Hey now! TheLarrySandersShow celebrates its 30th anniversary while its legacy just seems to keep growing.
Though Jerry Seinfeld’s web-turned-Netflix-series Comedians In Cars Getting Coffee was always intended to be a low-stakes, conversational affair, there is something indispensable about the Season 7 episode featuring Garry Shandling. First, because it was the last big onscreen appearance Shandling would make, as he passed away less than a year later, which makes Shandling’s self-effacing meditations on his career and his fellow comedians’ mortality all the more poignant.

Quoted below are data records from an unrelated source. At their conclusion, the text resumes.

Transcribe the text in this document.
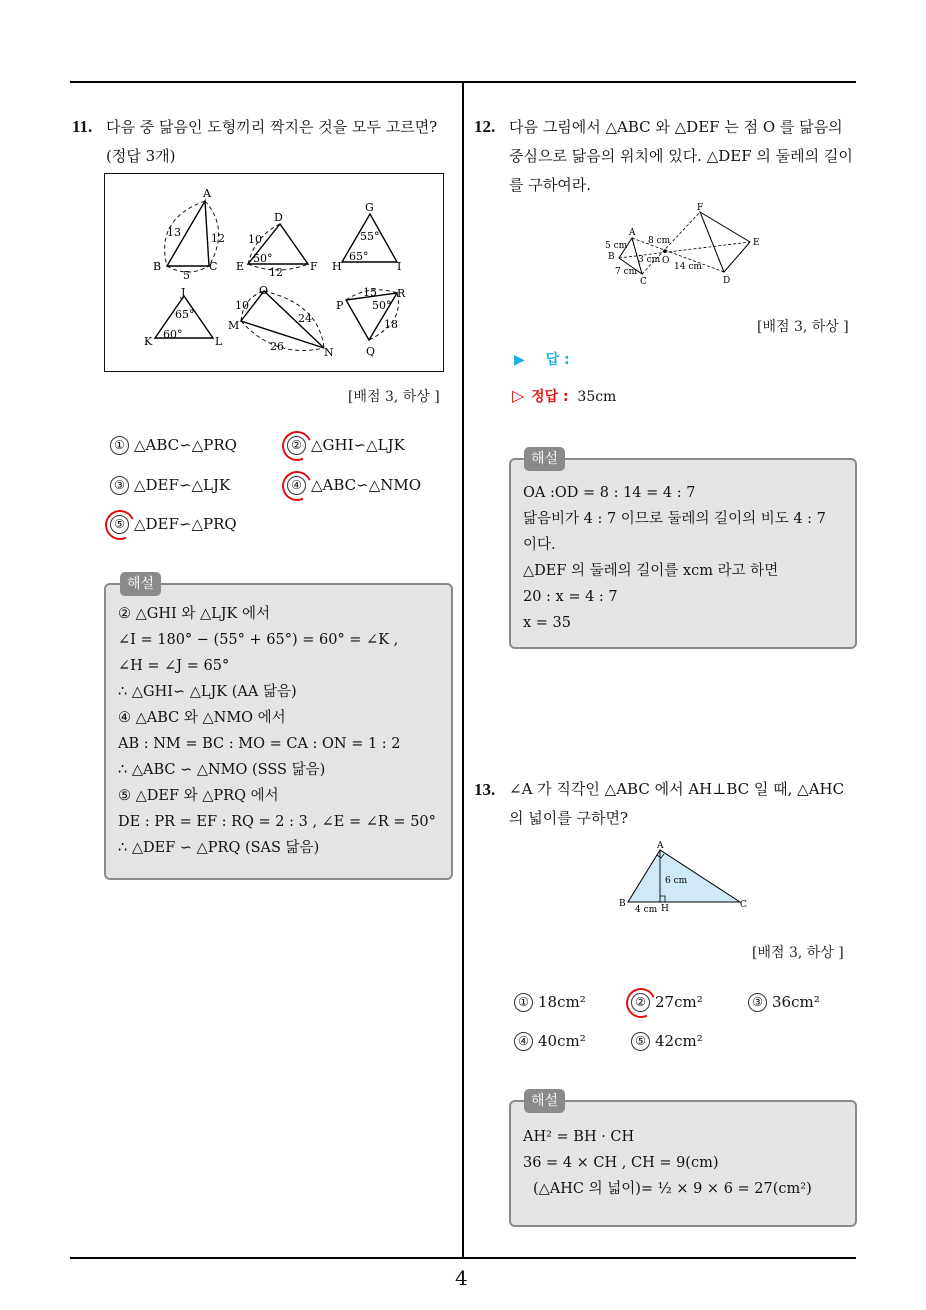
4
11. 다음 중 닮음인 도형끼리 짝지은 것을 모두 고르면?
(정답 3개)
A
B	C
13	12
5
D
E	F
10
50°
12
G
H	I
55°
65°
J
K	L
65°
60°
O
M
N
10
24
26
P
R
Q
15
50°
18
[배점 3, 하상 ]
① △ABC∽△PRQ	② △GHI∽△LJK
③ △DEF∽△LJK	④ △ABC∽△NMO
⑤ △DEF∽△PRQ
② △GHI 와 △LJK 에서
∠I = 180° − (55° + 65°) = 60° = ∠K ,
∠H = ∠J = 65°
∴ △GHI∽ △LJK (AA 닮음)
④ △ABC 와 △NMO 에서
AB : NM = BC : MO = CA : ON = 1 : 2
∴ △ABC ∽ △NMO (SSS 닮음)
⑤ △DEF 와 △PRQ 에서
DE : PR = EF : RQ = 2 : 3 , ∠E = ∠R = 50°
∴ △DEF ∽ △PRQ (SAS 닮음)
해설
12. 다음 그림에서 △ABC 와 △DEF 는 점 O 를 닮음의
중심으로 닮음의 위치에 있다. △DEF 의 둘레의 길이
를 구하여라.
F
A
8 cm	E
5 cm
B	3 cm O
7 cm
C
14 cm
D
[배점 3, 하상 ]
▶ 답 :
▷ 정답 : 35cm
OA :OD = 8 : 14 = 4 : 7
닮음비가 4 : 7 이므로 둘레의 길이의 비도 4 : 7
이다.
△DEF 의 둘레의 길이를 xcm 라고 하면
20 : x = 4 : 7
x = 35
해설
13. ∠A 가 직각인 △ABC 에서 AH⊥BC 일 때, △AHC
의 넓이를 구하면?
A
6 cm
B
4 cm H	C
[배점 3, 하상 ]
① 18cm²	② 27cm²	③ 36cm²
④ 40cm²	⑤ 42cm²
AH² = BH · CH
36 = 4 × CH , CH = 9(cm)
(△AHC 의 넓이)= ½ × 9 × 6 = 27(cm²)
해설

That said, Gary Shandling’s status as the creator-star of a perpetually underrated but groundbreaking show was always kind of by design. After making several well-received appearances on The Tonight Show with Johnny Carson throughout the ‘80s, Shandling became a recurring guest host for the show and was even offered his own late-night talk show that would follow Jay Leno’s Tonight Show. However, Shandling chose to do something a little more unusual.
It’s hard to even know where to start in terms of the most influential parts of The Larry Sanders Show, but let’s just begin with the show’s premise. Since The Larry Sanders Show aired, the backstage showbiz comedy has almost become a genre unto itself.
Another regard in which you can see the influence on countless subsequent TV series is the way in which Larry Sanders was shot. It may not have been the first half-hour comedy to refrain from using a laugh track, but the way in which it created its own visual language feels particularly vital. The scenes that take place backstage or in the show’s office all have this very fly-on-the-wall aesthetic that borders on mockumentary.